Past that point, the book went downhill for me. The case studies were very uneven. Sometimes they were interesting and insightful, other times they were obvious. I think the worst chapter in this book is the one where tries to tackle nutrition. He obviously has no interest in canine nutrition. He feeds his dogs store-bought kibble, and basically refuses to judge people on how they feed their dogs because, obviously, he hasn't taken the time to learn anything about it. He even mentions, but doesn't address people who feed their dogs a vegan diet. How can you not say anything about people who feed carnivores no meat products? I'm not saying he should have torn them a new one, but why mention it if you're not going to address it?
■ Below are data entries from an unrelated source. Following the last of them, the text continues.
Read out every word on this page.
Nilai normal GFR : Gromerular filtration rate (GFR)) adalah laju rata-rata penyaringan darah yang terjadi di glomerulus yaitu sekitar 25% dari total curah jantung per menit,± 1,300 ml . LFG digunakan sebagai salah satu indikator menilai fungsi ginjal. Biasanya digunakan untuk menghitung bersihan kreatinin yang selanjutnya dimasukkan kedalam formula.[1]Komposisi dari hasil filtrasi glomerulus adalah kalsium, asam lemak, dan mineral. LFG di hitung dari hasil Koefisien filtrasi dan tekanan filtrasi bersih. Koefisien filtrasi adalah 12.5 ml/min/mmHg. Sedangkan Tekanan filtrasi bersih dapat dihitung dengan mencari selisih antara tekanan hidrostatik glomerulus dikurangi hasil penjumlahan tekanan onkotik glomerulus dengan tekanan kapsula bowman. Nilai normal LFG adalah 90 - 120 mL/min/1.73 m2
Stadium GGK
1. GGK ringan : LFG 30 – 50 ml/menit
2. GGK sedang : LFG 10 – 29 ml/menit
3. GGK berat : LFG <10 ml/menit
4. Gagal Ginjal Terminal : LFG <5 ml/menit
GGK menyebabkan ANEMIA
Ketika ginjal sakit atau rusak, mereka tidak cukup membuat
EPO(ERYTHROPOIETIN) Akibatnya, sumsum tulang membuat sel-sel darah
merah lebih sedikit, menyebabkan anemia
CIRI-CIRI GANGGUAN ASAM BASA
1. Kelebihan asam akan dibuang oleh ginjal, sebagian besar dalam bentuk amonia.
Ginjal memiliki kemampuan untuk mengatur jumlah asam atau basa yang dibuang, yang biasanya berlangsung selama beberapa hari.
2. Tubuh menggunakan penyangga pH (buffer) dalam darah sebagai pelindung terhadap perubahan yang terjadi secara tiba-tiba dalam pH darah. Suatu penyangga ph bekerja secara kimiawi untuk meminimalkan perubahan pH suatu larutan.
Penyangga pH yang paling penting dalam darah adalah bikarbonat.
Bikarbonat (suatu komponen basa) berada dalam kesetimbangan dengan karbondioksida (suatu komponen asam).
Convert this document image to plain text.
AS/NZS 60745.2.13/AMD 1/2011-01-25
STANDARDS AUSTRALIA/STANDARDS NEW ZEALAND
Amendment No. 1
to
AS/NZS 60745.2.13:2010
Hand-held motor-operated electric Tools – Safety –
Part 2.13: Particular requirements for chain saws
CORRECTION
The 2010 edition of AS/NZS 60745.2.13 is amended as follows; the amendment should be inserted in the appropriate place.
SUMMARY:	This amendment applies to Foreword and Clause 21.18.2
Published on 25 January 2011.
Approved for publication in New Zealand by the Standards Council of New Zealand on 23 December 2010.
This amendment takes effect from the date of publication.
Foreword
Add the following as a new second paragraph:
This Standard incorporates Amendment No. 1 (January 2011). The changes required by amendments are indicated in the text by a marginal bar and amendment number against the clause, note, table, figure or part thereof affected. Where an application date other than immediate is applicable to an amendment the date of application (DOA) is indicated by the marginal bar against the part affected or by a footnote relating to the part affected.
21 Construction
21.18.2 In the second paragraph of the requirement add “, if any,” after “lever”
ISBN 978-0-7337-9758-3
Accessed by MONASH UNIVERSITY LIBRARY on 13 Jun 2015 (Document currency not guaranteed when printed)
On the contrary, he wrote with an air of conceit toward people who take their dog's nutrition into their own hands. He had an air of conceit on a lot of subjects, including holistic medicine as well. He says that he never had a problem with his vet, so why wouldn't he trust what they tell him? Well that makes sense to me, but holistic medicine isn't necessarily about competent vets, though I'm sure incompetent vets often drive dog owners to holistic medicine.

This book was a good read, as long as I used my own common sense to separate out the good information and advice from the bad less good. In the end all Katz is doing is encouraging the reader to observe their dog from an objective perspective and consider what's best for both of you when figuring out how to live together. He heavily promotes training and being mindful of your dog. I definitely agree with him on all those points, and I gained some good perspective after reading this book. Reading this book may give you some good perspective as well.

I would recommend this book to anyone who is interested in what they can do to better live with their dog. This is not a how-to book on training your dog. This book trains you. This book could be helpful to people who have dogs with behavioral problems and want to know how to better approach them, or to people who generally want some good ideas on raising their dog. I don't think this book is a keeper as a reference book. If your local library has it, I would recommend saving your money and getting it there. I may check out his other books another time, but for now I think my reading list is fine without them.

Update: I also want to add that anyone reading this book should not take what Katz says as gospel. If something sounds like an idea you'd like to try, do some research on it first. Some of his suggestions I found conflicted with other, more trustworthy sources, while others matched up with things I had already learned.